Free Form Text Parser

Use with a compatible reader to use a regular expression to parse unstructured data, such as log files, with events that span multiple lines.

Free Form Text Parser properties

property

type

default value

notes

Block as Complete Record

Boolean

False

With JMSReader or UDPReader, if blockascompleterecord is set to True, the end of a block will be considered the end of the last record in the block, even if the row delimiter is missing.
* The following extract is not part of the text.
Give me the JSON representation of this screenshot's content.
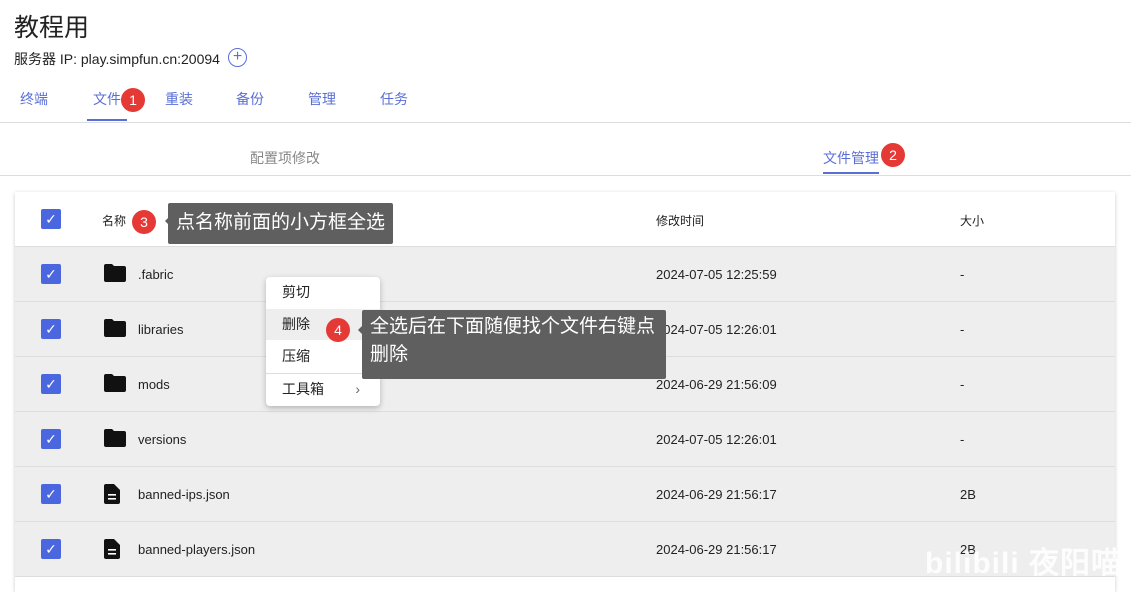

This does not change the default value with other readers.

Charset

String

UTF-8

Ignore Multiple Record Begin

Boolean

True

With the default setting of True, additional occurrences of the RecordBegin string before the next RecordEnd string will be ignored. Set to False to treat each occurrence of RecordBegin as the beginning of a new event.

Record Begin

String

Specify a string that defines the beginning of each event. The string may include date expressions and/or %IP_ADDRESS% (which will match any IP address). If a RecordBegin pattern starts with the ^ character, the pattern will be excluded from the data.
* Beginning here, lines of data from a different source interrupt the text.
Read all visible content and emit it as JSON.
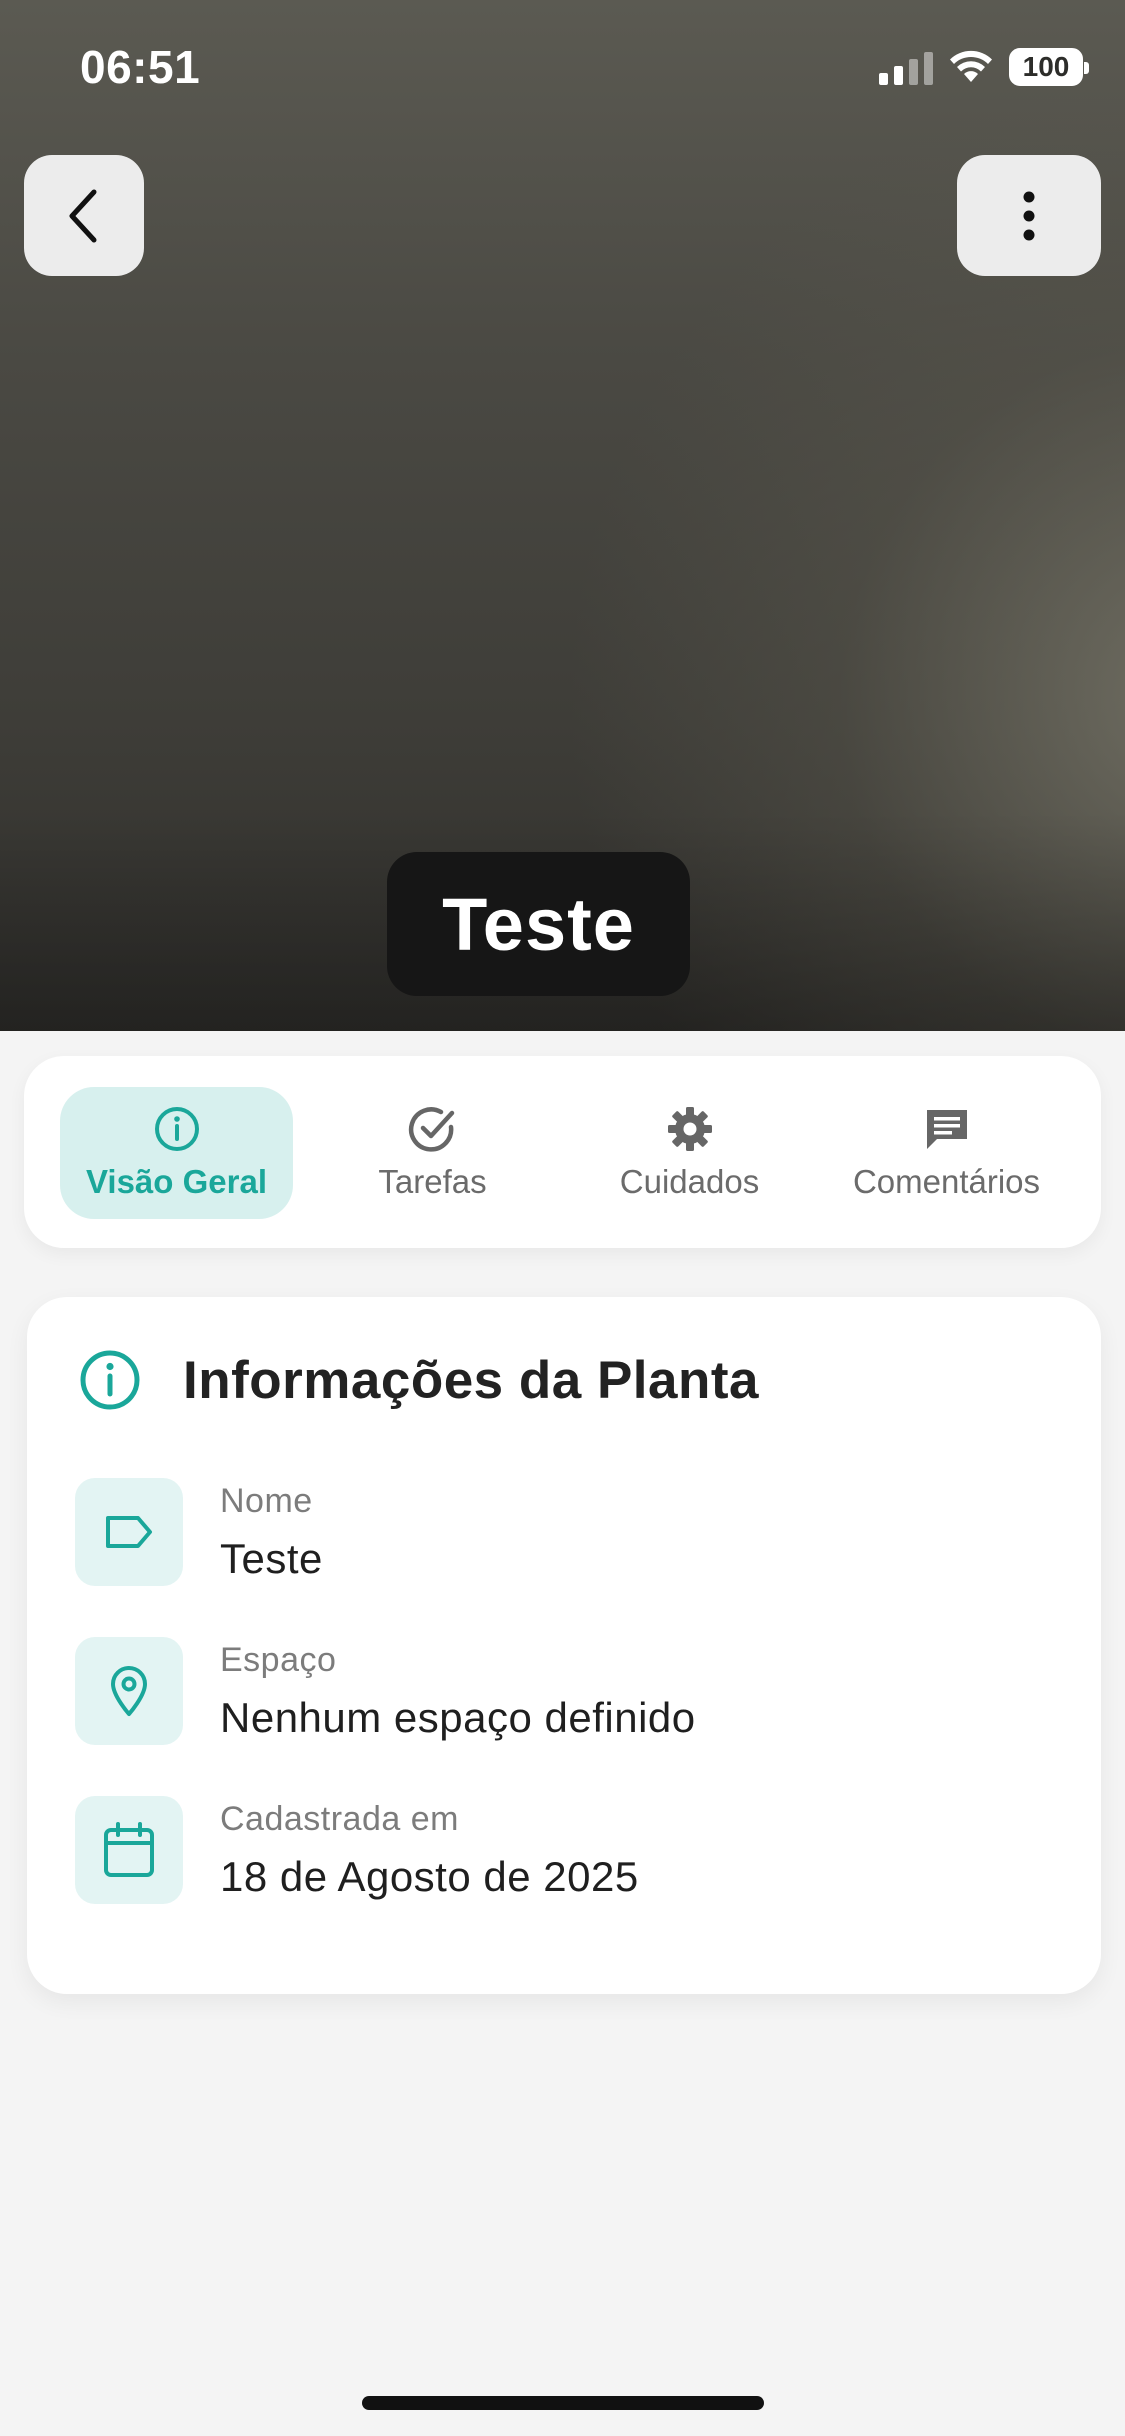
{
  "status_bar": {
    "time": "06:51",
    "battery": "100"
  },
  "header": {
    "plant_name": "Teste"
  },
  "tabs": [
    {
      "label": "Visão Geral",
      "icon": "info-icon",
      "active": true
    },
    {
      "label": "Tarefas",
      "icon": "check-circle-icon",
      "active": false
    },
    {
      "label": "Cuidados",
      "icon": "gear-icon",
      "active": false
    },
    {
      "label": "Comentários",
      "icon": "comment-icon",
      "active": false
    }
  ],
  "info_card": {
    "title": "Informações da Planta",
    "rows": [
      {
        "label": "Nome",
        "value": "Teste",
        "icon": "tag-icon"
      },
      {
        "label": "Espaço",
        "value": "Nenhum espaço definido",
        "icon": "location-pin-icon"
      },
      {
        "label": "Cadastrada em",
        "value": "18 de Agosto de 2025",
        "icon": "calendar-icon"
      }
    ]
  },
  "colors": {
    "accent": "#1aa79a",
    "accent_bg": "#d7f0ee",
    "background": "#f4f4f4"
  }
}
NOTE: RecordBegin does not support regex.

Record End

String

An optional string that defines the end of each event (see Using regular expressions (regex)). If a RecordEnd pattern starts with the ^ character, the pattern will be excluded from the data.

NOTE: RecordEnd does not support regex.

Regex

String

A regular expression (regex) defining the beginning (RecordBegin) and end (RecordBegin) of each field to be included in the output. To apply more than one pattern, separate the patterns using the '|' character. For example:

regex: '((^([\\w]+)) |
((?<=Author: ).*(\n)) |
((?<=\n\n).*))'

For more information about regular expressions, refer to the following resources:

NOTE: You cannot specify a regex pattern in a RecordBegin or RecordEnd string.

Separator

String

~

the separator between multiple values in other properties For example, if the end of the record could be specified by either "millisec" or "processed," with the default separator ~ the RecordEnd value would be millisec~processed.

Timestamp

String

Defines the format of the timestamp in the source data. The values are output to the originTimeStamp key in WAEvent's metadata map  and as shown in the sample code below can be retrieved using SELECT META(stream_name,'<originTimeStamp>'). Supported pattern strings are:

"EEE, d MMM yyyy HH:mm:ss Z" 
"EEE, MMM d, ''yy" 
"h:mm a" 
"hh 'o''clock' a, zzzz" 
"K:mm a, z" 
"yyMMddHHmmssZ" 
"YYYY-'W'ww-u"
"yyyy-MM-dd'T'HH:mm:ss.SSSXXX" 
"yyyy-MM-dd'T'HH:mm:ss.SSSZ" 
"yyyy.MM.dd G HH:mm:ss z" 
"yyyyy.MMMMM.dd GGG hh:mm aaa"

For more information, see the documentation for the Java class SimpleDateFormat.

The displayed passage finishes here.